Friday, Dec. 07, 1962
The Spacious Life
TWO STORIES AND A MEMORY (189 pp.)--Giuseppe di Lampedusa--Pantheon ($3.95).
The manuscript of Giuseppe di Lanipedusa's The Leopard (TIME, May 2, 1960) came to light only by accident some months after the death of its author, an old Sicilian prince who had published nothing during his lifetime. The book was, in a sense, a message washed up in a bottle, and this circumstance may partly account for its great popularity.* But there may be another explanation: the yearning of readers in the cramped present for the spacious spirit of the past.
Now another Lampedusa book has washed ashore. It is a minor work, containing nothing as powerful as the portrait of Don Fabrizio, the autocratic old Leopard. But the fine spaciousness of mind is there in the book's three sections: a memoir of the author's childhood homes, a short story and a fragment of a novel.

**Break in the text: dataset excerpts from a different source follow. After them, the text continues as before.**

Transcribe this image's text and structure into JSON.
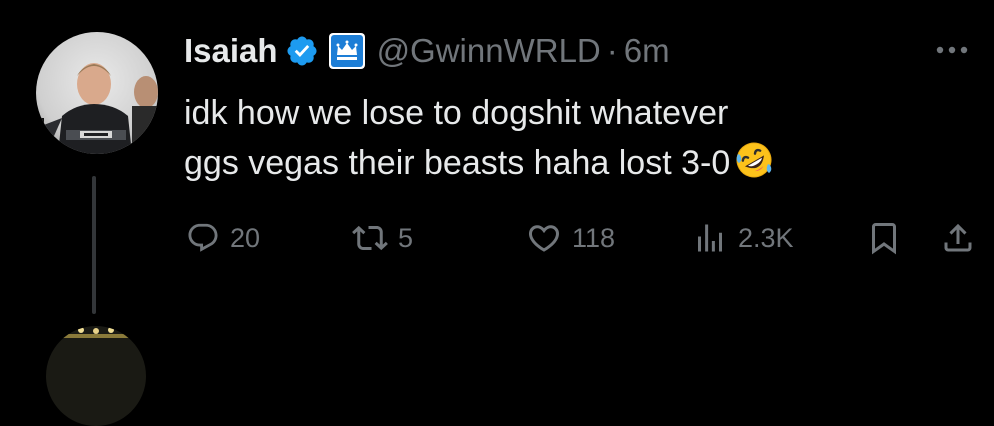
{
  "tweet": {
    "author": {
      "display_name": "Isaiah",
      "handle": "@GwinnWRLD",
      "verified": true,
      "affiliate_badge": "crown-badge"
    },
    "separator": "·",
    "timestamp": "6m",
    "text_lines": [
      "idk how we lose to dogshit whatever",
      "ggs vegas their beasts haha lost 3-0"
    ],
    "emoji": "rolling-on-floor-laughing-emoji",
    "stats": {
      "replies": "20",
      "reposts": "5",
      "likes": "118",
      "views": "2.3K"
    }
  },
  "icons": {
    "more": "more-horizontal-icon",
    "reply": "reply-icon",
    "repost": "repost-icon",
    "like": "heart-icon",
    "views": "views-icon",
    "bookmark": "bookmark-icon",
    "share": "share-icon"
  },
  "colors": {
    "background": "#000000",
    "text_primary": "#e7e9ea",
    "text_secondary": "#71767b",
    "verified_blue": "#1d9bf0",
    "thread_line": "#333639"
  }
}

Stables and Portraits. The memoir is a lovingly conducted tour through what obviously are the stage settings for The Leopard. The best of this recollection begins with Lampedusa's description of the annual family removal from Palermo to the vast summer house at Santa Margherita Belice. The train ride seemed hot and endless to little Giuseppe. There were no toilets aboard; the family bought a cheap brown chamber pot for him, which was thrown out the window just before the end of the trip. The summer house was a vast affair that the author describes as "a kind of Vatican." There were 100 rooms, more or less; quarters for 30 guests and their servants, stables and coach houses, a private theater and a church. The entrance hall was large enough to serve as a gallery for full-length, life-sized portraits of representatives of the family from 1080 until the time of the author's great-grandfather.
Bite and Breadth. There could be no better place for a solitary boy to explore; there was a baroque staircase in one courtyard, set with "superfluous little landings with niches and benches." There was a hinged portrait in a salon, which swung back to reveal a trophy room hung with "guns ranged in big racks, ticketed with numbers corresponding to a register in which were recorded the shots fired from each. "There were, each summer, strolling players who would politely request per mission to perform in the theater. When someone went for a walk, there was a carriage assigned to follow at a sedate pace in case they tired.
Such were the surroundings of Lampedusa's boyhood. As an adult, while the traditions and the estates of the aristocracy passed through their final decay, the author, who did not need to work, devoted himself to learning the world's literature.
Aristocratically, he refused to read translations. Finally, near the end of his life, he began to write. The fragment of a novel included in the present book carries the theme of The Leopard--the ruin of the noble traditions--into the 20th century.
It promises the bite and breadth of the earlier book, and the reader can only wish that Lampedusa had finished it. But true to his tradition, the author's spacious spirit required that time, like everything else, be spent with extravagance.
*33 weeks on TIME'S bestseller list.